Secondly, unsafe fn happens to permit unsafe code in its body – so there is something to verify for the implementor – but that’s because the body of an unsafe fn is considered an unsafe block. Which actually is not always desirable, and is also the source of this confusion. Imagine a world in which unsafe fn does not make the body of the function an unsafe block. Now we may write:

// Safe to call if x is 0
unsafe fn foo(x: i32) {
  println!("{}", x); // safe, benign action. Nothing to verify here.
  if x != 0 {
    unsafe { *(0 as *const i32) = 0; }

The only place there is anything to verify here is the unsafe block! We have a proof obligation there to show that we will never deref a null-pointer. This is the role of unsafe blocks. Moreover, the unsafe at the function grants us the additional assumption that x is 0. This is the role of the unsafe fn. Together, these two make the function safe. In particular, since the println is outside the unsafe block, we don’t have any obligation to show anything there.
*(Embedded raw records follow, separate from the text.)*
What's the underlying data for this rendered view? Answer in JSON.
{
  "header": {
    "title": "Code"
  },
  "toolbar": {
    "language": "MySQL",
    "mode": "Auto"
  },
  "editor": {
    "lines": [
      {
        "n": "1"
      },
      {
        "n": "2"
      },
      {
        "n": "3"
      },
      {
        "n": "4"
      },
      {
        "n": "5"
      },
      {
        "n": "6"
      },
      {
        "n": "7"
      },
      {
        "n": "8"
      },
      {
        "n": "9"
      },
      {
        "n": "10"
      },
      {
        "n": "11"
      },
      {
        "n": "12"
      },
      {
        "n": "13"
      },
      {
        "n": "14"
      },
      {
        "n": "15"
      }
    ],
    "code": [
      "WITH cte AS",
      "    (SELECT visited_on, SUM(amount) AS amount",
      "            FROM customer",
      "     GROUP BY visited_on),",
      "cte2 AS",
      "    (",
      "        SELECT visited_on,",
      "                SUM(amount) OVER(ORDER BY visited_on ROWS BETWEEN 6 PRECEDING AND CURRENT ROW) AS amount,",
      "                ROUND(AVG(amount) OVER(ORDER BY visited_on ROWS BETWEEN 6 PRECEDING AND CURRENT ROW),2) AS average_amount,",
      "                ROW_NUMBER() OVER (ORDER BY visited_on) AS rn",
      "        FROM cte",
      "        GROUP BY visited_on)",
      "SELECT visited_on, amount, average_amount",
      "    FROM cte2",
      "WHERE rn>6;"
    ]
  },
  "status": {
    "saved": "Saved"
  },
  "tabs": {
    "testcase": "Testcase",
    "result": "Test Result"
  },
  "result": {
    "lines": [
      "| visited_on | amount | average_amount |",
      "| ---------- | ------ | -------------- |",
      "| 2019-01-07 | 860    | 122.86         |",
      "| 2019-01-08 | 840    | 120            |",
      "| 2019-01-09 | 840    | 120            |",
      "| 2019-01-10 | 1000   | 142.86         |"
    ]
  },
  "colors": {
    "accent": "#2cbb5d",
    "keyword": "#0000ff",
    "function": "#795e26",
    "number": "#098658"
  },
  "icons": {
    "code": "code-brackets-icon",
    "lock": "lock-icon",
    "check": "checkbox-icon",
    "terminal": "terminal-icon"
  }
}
We could also have the even more nonsensical

// Safe to call if x is 0
unsafe fn bar(x: i32) {
  println!("{}", x); // safe, benign action. Nothing to verify here.

where we have nothing to prove at all but still get to make the assumption that x is 0.

I hope this clarifies why we see unsafe fn as introducing assumptions in the callee and obligations in the caller, and not vice versa. The implementor of an unsafe fn does not have to verify it for upholding anything, unless they use unsafe features themselves. Practically speaking, that will usually be the case (otherwise the function may just as well be safe), but I still find it useful to separate the places where assumptions arise (unsafe fn) and the places where invariants have to be verified manually (unsafe {}). Also, many unsafe fn will (somewhat like foo above) contain some code that actually wouldn’t need an unsafe block as the compiler can trivially verify its safety; that code does not need verification.


Yep, I think that’s basically the conclusion I’m coming to.

I wonder if it’s worthwhile to change the syntax in a future epoch. As @eternaleye points out, the fact that unsafe has multiple meanings is really confusing.